A civil servant, being as high-minded and dispassionate as the profession is wont to be, might say there is nothing wrong with any of this. The White Paper was the work of the Scottish Government, elected by Scots, and drawn up by civil servants on behalf of said administration. Since it so happens that the SNP currently forms the Scottish Government, naturally the publication reflects this. The same goes for papers issued at Westminster, which mirror the government of the day's priorities and policies.

A non-civil servant, however, might look at these attempts to dance on an administrative pin head and cry, "Oh, do come off it." The Scottish Government's White Paper could and should have been an impartial setting out of the facts and arguments, but it is not. It is deeply party political in the way that manifestos are, and as such it should have been funded by the party. For example, in answer to the question, "What currency will an independent Scotland use?" Scotland's Future proposes that "the pound Sterling will continue to be the currency of an independent Scotland". Any notion that Westminster could - and as we now know would - say no, was not entertained. Whatever doubts there might have been were airbrushed away with the assertion that sharing a currency would also benefit the rest of the UK. The rUK's agreement was taken as read.

If this had been a document funded by the SNP it could have waxed lyrical till the Highland coos came home about the benefits of independence. But the bill was picked up by the taxpayer, who required, and deserved, a publication more worthy of the grand title of White Paper. Ms Sturgeon is right to say there is a huge appetite for information about independence and what it might mean. Where she is wrong is in defending a publication that does not meet that need. True, the No camp are perfectly at liberty to produce their own publications to counter the White Paper, but they will have to pay for this themselves, putting the campaign at a disadvantage. Nor can they call on the services or imprimatur of the civil service.
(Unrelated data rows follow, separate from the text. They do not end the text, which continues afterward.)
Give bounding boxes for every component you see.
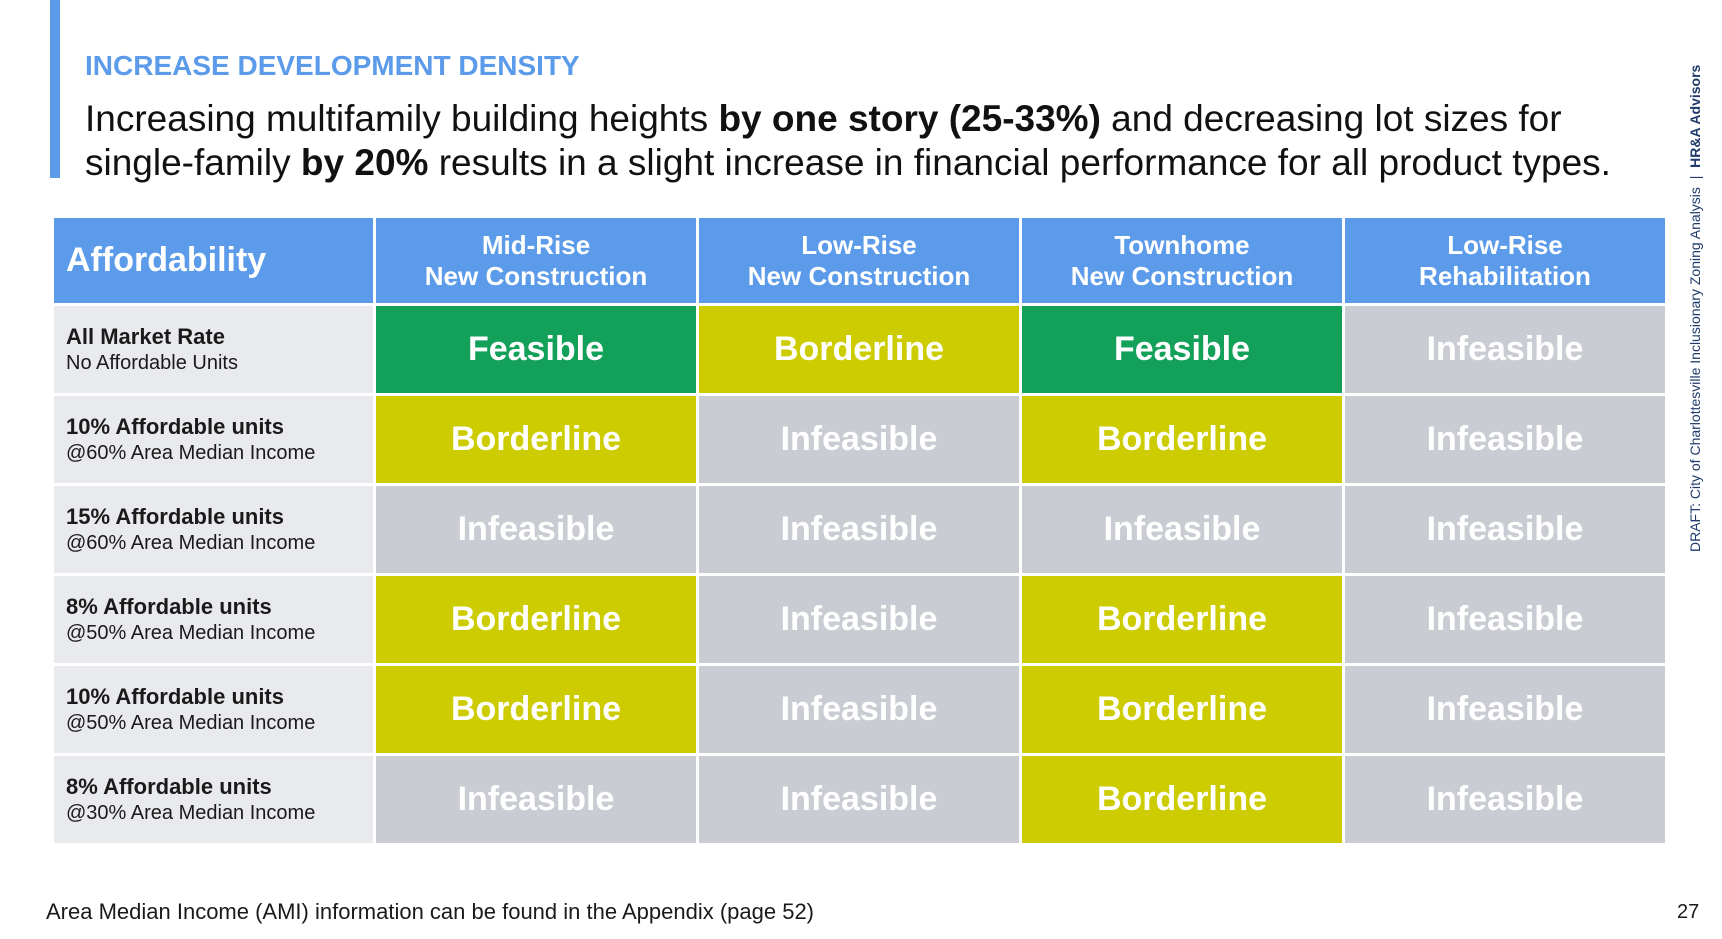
row-title: 8% Affordable units xyxy=(66,774,272,799)
column-header-line: Mid-Rise xyxy=(481,229,591,260)
table-row: 10% Affordable units @60% Area Median Inc… xyxy=(51,393,1668,486)
table-row: 8% Affordable units @50% Area Median Inco… xyxy=(51,573,1668,666)
status-cell: Infeasible xyxy=(696,573,1022,666)
status-cell: Feasible xyxy=(373,303,699,396)
page-number: 27 xyxy=(1677,901,1700,923)
title-bold: by 20% xyxy=(300,142,429,183)
status-cell: Borderline xyxy=(696,303,1022,396)
row-subtitle: @30% Area Median Income xyxy=(66,802,316,824)
status-cell: Borderline xyxy=(373,663,699,756)
status-cell: Infeasible xyxy=(1342,483,1668,576)
status-cell: Borderline xyxy=(373,573,699,666)
row-label: 15% Affordable units @60% Area Median Inc… xyxy=(51,483,376,576)
status-cell: Infeasible xyxy=(1342,663,1668,756)
title-text: results in a slight increase in financia… xyxy=(428,142,1611,183)
status-cell: Borderline xyxy=(373,393,699,486)
column-header-line: New Construction xyxy=(747,260,971,291)
column-header: Townhome New Construction xyxy=(1019,215,1345,306)
title-text: Increasing multifamily building heights xyxy=(85,98,719,139)
status-cell: Infeasible xyxy=(373,753,699,846)
feasibility-table: Affordability Mid-Rise New Construction Low… xyxy=(51,215,1668,846)
row-subtitle: @60% Area Median Income xyxy=(66,442,316,464)
row-label: All Market Rate No Affordable Units xyxy=(51,303,376,396)
org-label: HR&A Advisors xyxy=(1687,64,1703,168)
row-label: 10% Affordable units @50% Area Median Inc… xyxy=(51,663,376,756)
status-cell: Borderline xyxy=(1019,573,1345,666)
kicker: INCREASE DEVELOPMENT DENSITY xyxy=(85,50,580,81)
accent-bar xyxy=(50,0,60,178)
row-subtitle: @50% Area Median Income xyxy=(66,712,316,734)
status-cell: Infeasible xyxy=(696,663,1022,756)
side-label: DRAFT: City of Charlottesville Inclusion… xyxy=(1687,65,1703,552)
status-cell: Infeasible xyxy=(1019,483,1345,576)
row-label: 10% Affordable units @60% Area Median Inc… xyxy=(51,393,376,486)
status-cell: Borderline xyxy=(1019,663,1345,756)
title-line: single-family by 20% results in a slight… xyxy=(85,141,1611,185)
row-subtitle: @50% Area Median Income xyxy=(66,622,316,644)
column-header-line: Townhome xyxy=(1114,229,1250,260)
title-text: and decreasing lot sizes for xyxy=(1100,98,1562,139)
column-header: Low-Rise New Construction xyxy=(696,215,1022,306)
column-header-line: New Construction xyxy=(424,260,648,291)
status-cell: Infeasible xyxy=(1342,393,1668,486)
column-header: Low-Rise Rehabilitation xyxy=(1342,215,1668,306)
table-row: 15% Affordable units @60% Area Median Inc… xyxy=(51,483,1668,576)
separator: | xyxy=(1687,175,1703,180)
status-cell: Infeasible xyxy=(696,753,1022,846)
column-header-line: New Construction xyxy=(1070,260,1294,291)
status-cell: Infeasible xyxy=(1342,573,1668,666)
row-subtitle: @60% Area Median Income xyxy=(66,532,316,554)
column-header-line: Low-Rise xyxy=(1447,229,1563,260)
title-text: single-family xyxy=(85,142,301,183)
corner-header: Affordability xyxy=(51,215,376,306)
status-cell: Infeasible xyxy=(696,393,1022,486)
status-cell: Borderline xyxy=(1019,753,1345,846)
row-label: 8% Affordable units @30% Area Median Inco… xyxy=(51,753,376,846)
column-header-line: Rehabilitation xyxy=(1419,260,1591,291)
status-cell: Feasible xyxy=(1019,303,1345,396)
row-title: 15% Affordable units xyxy=(66,504,284,529)
title-line: Increasing multifamily building heights … xyxy=(85,97,1611,141)
row-title: 8% Affordable units xyxy=(66,594,272,619)
status-cell: Borderline xyxy=(1019,393,1345,486)
status-cell: Infeasible xyxy=(1342,303,1668,396)
draft-label: DRAFT: City of Charlottesville Inclusion… xyxy=(1687,187,1703,552)
status-cell: Infeasible xyxy=(373,483,699,576)
status-cell: Infeasible xyxy=(1342,753,1668,846)
row-subtitle: No Affordable Units xyxy=(66,352,238,374)
row-title: All Market Rate xyxy=(66,324,225,349)
row-label: 8% Affordable units @50% Area Median Inco… xyxy=(51,573,376,666)
column-header-line: Low-Rise xyxy=(801,229,917,260)
title: Increasing multifamily building heights … xyxy=(85,97,1611,185)
table-row: 10% Affordable units @50% Area Median Inc… xyxy=(51,663,1668,756)
status-cell: Infeasible xyxy=(696,483,1022,576)
table-row: 8% Affordable units @30% Area Median Inco… xyxy=(51,753,1668,846)
column-header: Mid-Rise New Construction xyxy=(373,215,699,306)
footnote: Area Median Income (AMI) information can… xyxy=(46,899,815,924)
title-bold: by one story (25-33%) xyxy=(718,98,1101,139)
table-row: All Market Rate No Affordable Units Feasib… xyxy=(51,303,1668,396)
row-title: 10% Affordable units xyxy=(66,414,284,439)
row-title: 10% Affordable units xyxy=(66,684,284,709)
Unless state funding of political parties has somehow been brought in without anyone noticing, it remains the case that voters and taxpayers do not pay for party manifestos, parties do. While congratulating ourselves on the uptake of the White Paper, we should remember that. It is also reasonable to ask for a breakdown of where these 100,000 requested copies were sent. Did they go to addresses in housing schemes or the leafy suburbs? Male or female, young or old, registered voters or not?

That it should be the SNP administration being flash with taxpayers' cash is no surprise. Courtesy of large donations and a formidable fundraising operation, the Yes campaign in general is hardly scrabbling down the back of the couch for coppers to feed the electioneering meter. Coming soon to a billboard near you is the kind of slick advertising from Yes Scotland that only £2 million can buy. Like a certain Pools winner of old, the Yes camp is out to spend, spend, spend. Perhaps it should start asking what it is getting in return. The polls have barely shifted, despite the White Paper, despite the spending of the Yes campaign. We are reading all about it, certainly, but the notion of independence is still proving to be far from a bestseller.